【競馬】実況の神様・杉本清が語る「忘れられない桜花賞」 (3ページ目)

  • 河合力●構成 text by Kawai Chikara
  • JRA●写真

 だって、どう考えても「後ろからは何にも来ない」という表現はおかしいですから。2番手が“来ない”わけないんです。離れているだけで、来てはいるじゃないですか(笑)。もう無我夢中だったんです。

 本来は、きちんと2番手争いの様子を伝えるのが正解。でも私は、「何にも来ない」と言い切ってしまった。ですから、のちにこんなに褒めていただけるとは、当時まったく思いませんでしたね。

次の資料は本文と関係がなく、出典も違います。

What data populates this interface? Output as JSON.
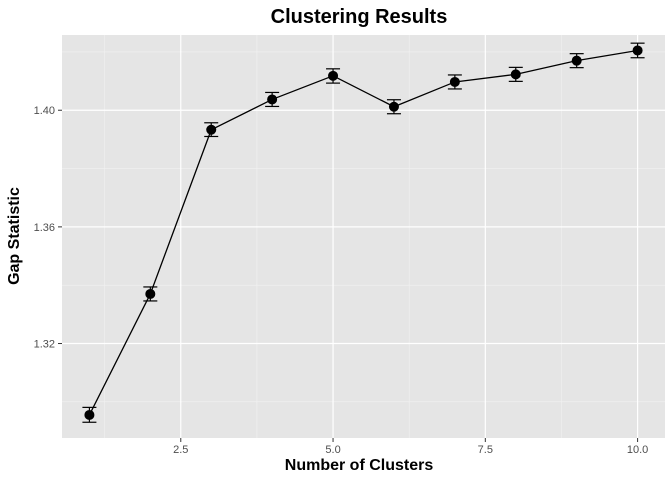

 テスコガビーは桜花賞のあと、オークストライアルでまさかの3着。その敗戦から、二冠目のオークスでは不安視する声もありました。

 でも私は、「勝つに決まっている」と思いましたよ。桜花賞であんな圧勝をやってのけたんですから。実況しながら驚くほどの強さを見せつけられたテスコガビーが負けるわけない。そう考えながら見ていたら、やはり8馬身差の圧勝。テスコガビーはますます忘れられない一頭になりました。

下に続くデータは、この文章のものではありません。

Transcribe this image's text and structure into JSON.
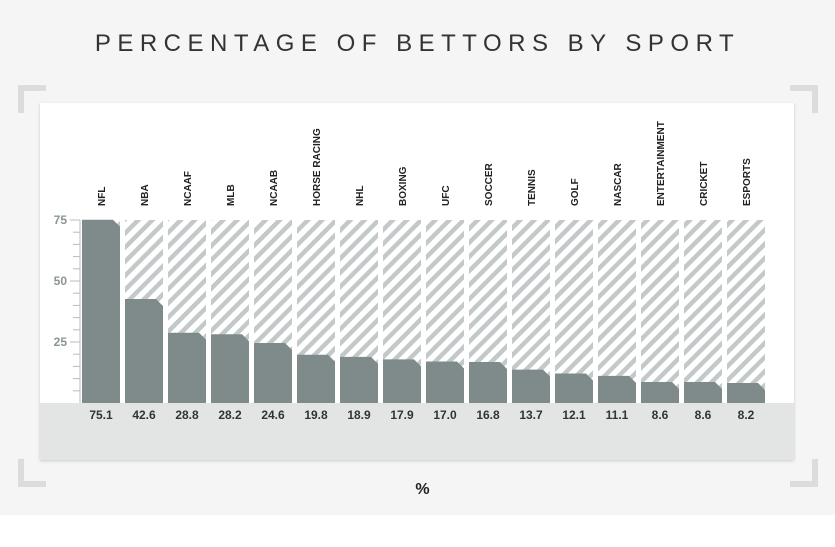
{
  "title": "PERCENTAGE OF BETTORS BY SPORT",
  "chart_data": {
    "type": "bar",
    "title": "PERCENTAGE OF BETTORS BY SPORT",
    "xlabel": "%",
    "ylabel": "",
    "ylim": [
      0,
      75
    ],
    "yticks": [
      25,
      50,
      75
    ],
    "categories": [
      "NFL",
      "NBA",
      "NCAAF",
      "MLB",
      "NCAAB",
      "HORSE RACING",
      "NHL",
      "BOXING",
      "UFC",
      "SOCCER",
      "TENNIS",
      "GOLF",
      "NASCAR",
      "ENTERTAINMENT",
      "CRICKET",
      "ESPORTS"
    ],
    "values": [
      75.1,
      42.6,
      28.8,
      28.2,
      24.6,
      19.8,
      18.9,
      17.9,
      17.0,
      16.8,
      13.7,
      12.1,
      11.1,
      8.6,
      8.6,
      8.2
    ],
    "value_labels": [
      "75.1",
      "42.6",
      "28.8",
      "28.2",
      "24.6",
      "19.8",
      "18.9",
      "17.9",
      "17.0",
      "16.8",
      "13.7",
      "12.1",
      "11.1",
      "8.6",
      "8.6",
      "8.2"
    ],
    "bar_color": "#7f8a8a",
    "background_pattern": "diagonal-hatch",
    "grid": false
  }
}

 もうひとつ思い出深いのは、1988年。アラホウトクが勝った桜花賞ですね。後輩の馬場(※関西テレビ・馬場鉄志アナウンサー)に、初めて実況担当を譲ったときです。当時は「なんで、杉本が桜花賞を実況しないんだ」という声もいただいたようですが、これにはちょっとした経緯がありました。

 桜花賞の週は、例年ゴルフのマスターズトーナメントがアメリカで行なわれています。私は当時ゴルフの実況もしていたのですが、実はその年、ゴルフ担当のプロデューサーから「杉本を現地に行かせてマスターズを取材させよう」という案が出たんです。

 それを聞いた競馬担当のプロデューサーは激怒。即刻、反対していましたが、当の私は両プロデューサーの手前、どっちつかずの態度でいました。ただ心の底では、海の向こうに気持ちが行っていましたよ(笑)。「マスターズに行けるチャンスなんて二度とない。何としてもアメリカに行きたい」と。マスターズの見学なんて、なかなか体験できないことですからね。競馬を担当していた当時のスタッフには申し訳ないのですが……。